Artigos de opinião











Boa tarde Pedro

Já tive a oportunidade de ler a sua “carta aberta” e felicito-o por ter aproveitado a oportunidade da “promessa” de que os atletas olímpicos iriam (quando?) poder passar a estudar on line (presumo que o chamado e-learning) para mais uma vez lançar o debate sobre a conciliação entre desporto e estudos. E digo promessa porque ainda não se viu nada e de boas intenções está o inferno cheio. Mas mesmo que projecto avançe, se ainda não está lançado, deverá levar pelo menos dois anos a implementar.

Vou procurar dar umas achegas para esse debate esperando que tenham alguma utilidade. E que possam andar para a frente mais depressa, muito mais depressa.
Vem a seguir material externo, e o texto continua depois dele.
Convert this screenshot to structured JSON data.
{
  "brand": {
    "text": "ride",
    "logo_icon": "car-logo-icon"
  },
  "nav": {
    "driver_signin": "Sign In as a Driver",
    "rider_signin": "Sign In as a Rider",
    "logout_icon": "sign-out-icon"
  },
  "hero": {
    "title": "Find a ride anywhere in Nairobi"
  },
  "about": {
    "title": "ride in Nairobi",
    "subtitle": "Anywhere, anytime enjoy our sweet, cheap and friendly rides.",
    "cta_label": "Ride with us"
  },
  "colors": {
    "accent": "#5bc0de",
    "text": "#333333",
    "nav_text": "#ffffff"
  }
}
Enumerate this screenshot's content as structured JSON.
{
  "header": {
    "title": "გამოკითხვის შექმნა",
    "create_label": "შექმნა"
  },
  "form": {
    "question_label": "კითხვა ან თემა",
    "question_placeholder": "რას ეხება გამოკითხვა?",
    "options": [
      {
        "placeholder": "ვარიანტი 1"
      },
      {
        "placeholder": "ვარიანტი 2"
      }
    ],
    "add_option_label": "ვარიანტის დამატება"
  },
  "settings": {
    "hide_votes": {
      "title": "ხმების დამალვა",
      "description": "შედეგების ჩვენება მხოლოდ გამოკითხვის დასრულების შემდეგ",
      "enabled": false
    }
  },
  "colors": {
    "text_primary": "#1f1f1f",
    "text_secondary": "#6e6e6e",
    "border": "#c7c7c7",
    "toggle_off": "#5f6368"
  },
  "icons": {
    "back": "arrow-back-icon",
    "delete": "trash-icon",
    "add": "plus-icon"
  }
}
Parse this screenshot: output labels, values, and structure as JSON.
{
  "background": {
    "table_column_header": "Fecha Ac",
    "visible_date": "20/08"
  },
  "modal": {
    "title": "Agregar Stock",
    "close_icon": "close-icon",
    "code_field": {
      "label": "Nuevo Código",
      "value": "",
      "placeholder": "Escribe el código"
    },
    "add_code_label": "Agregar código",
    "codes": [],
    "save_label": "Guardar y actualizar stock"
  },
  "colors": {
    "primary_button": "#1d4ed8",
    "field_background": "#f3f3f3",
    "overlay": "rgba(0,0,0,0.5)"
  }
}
Começo por comentar uma frase sua “ESTUDOS ONLINE – e que tem obrigatóriamente de ser alargado aos praticantes desportivos de alto rendimento.”

Mas quem são estes “ praticantes desportivos de alto rendimento” ? Concentrando-me nos tenistas juvenis masculinos e atendendo aos critérios conhecidos 300 TE-16, ou melhor, para os sub-16 e 500 ITF-Junior, ou melhor, para os sub-18, fui ver quantos atletas portugueses poderiam hoje cumprir esses critérios se o processo começasse agora. E os números que encontrei revelam tudo: 4, sim quatro, em sub-16, e outros 4, sim quatro, em sub-18. No feminino não fui ver mas o panorama deve ser semelhante senão ainda mais desolador.

Perdoe-me a expressão, mas isto é absurdo. Portugal só tem 8 juvenis masculinos que sejam “praticantes de alto rendimento” no ténis ?

Mas que Federação Portuguesa de Ténis (FPT) é que tolera isto ? Que futuro é que a FPT imagina para o ténis de competição português ?

Eu não sei de quem é a responsabilidade da definição dos critérios para ter o estatuto de “ praticantes desportivos de alto rendimento” no que se refere ao ténis mas se não é a FPT, esta tem ou deveria ter aí um papel primordial. Aliás estou convencido de que tem esse papel primordial e a consequente responsabilidade.

Note, também, que sendo os critérios para a obtenção do estatuto de “praticante desportivo de alto rendimento” dependentes exclusivamente de rankings internacionais, para conseguir esse estatuto um atleta tem que participar (e ter resultados) em vários torneios internacionais. A participação em cada um destes torneios implica, naturalmente, faltar às aulas entre 6 e 9 dias. Simplifiquemos, uma semana de faltas, por torneio. E isto antes de conseguir o dito “estatuto”, ou seja enquanto não tem acesso, sequer, aos “magros benefícios” que o estatuto proporciona em termos de justificação de faltas, provas alternativas, etc. Participar em seis torneios em período de aulas significa faltar a seis semanas de aulas, repito, antes de ter, sequer, o estatuto.

Como é possível? E espanta-se alguém que eu tenha encontrado os números que referi acima? Só se for a FPT.

Há vários anos tive a oportunidade de chamar a atenção da FPT para as consequências negativas que adviriam para o ténis juvenil português pelo ênfase exagerado na internacionalização. O que estava mal era o exagero, face às deficiências estruturais, nomeadamente as dificuldades com os estudos, não a internacionalização em si.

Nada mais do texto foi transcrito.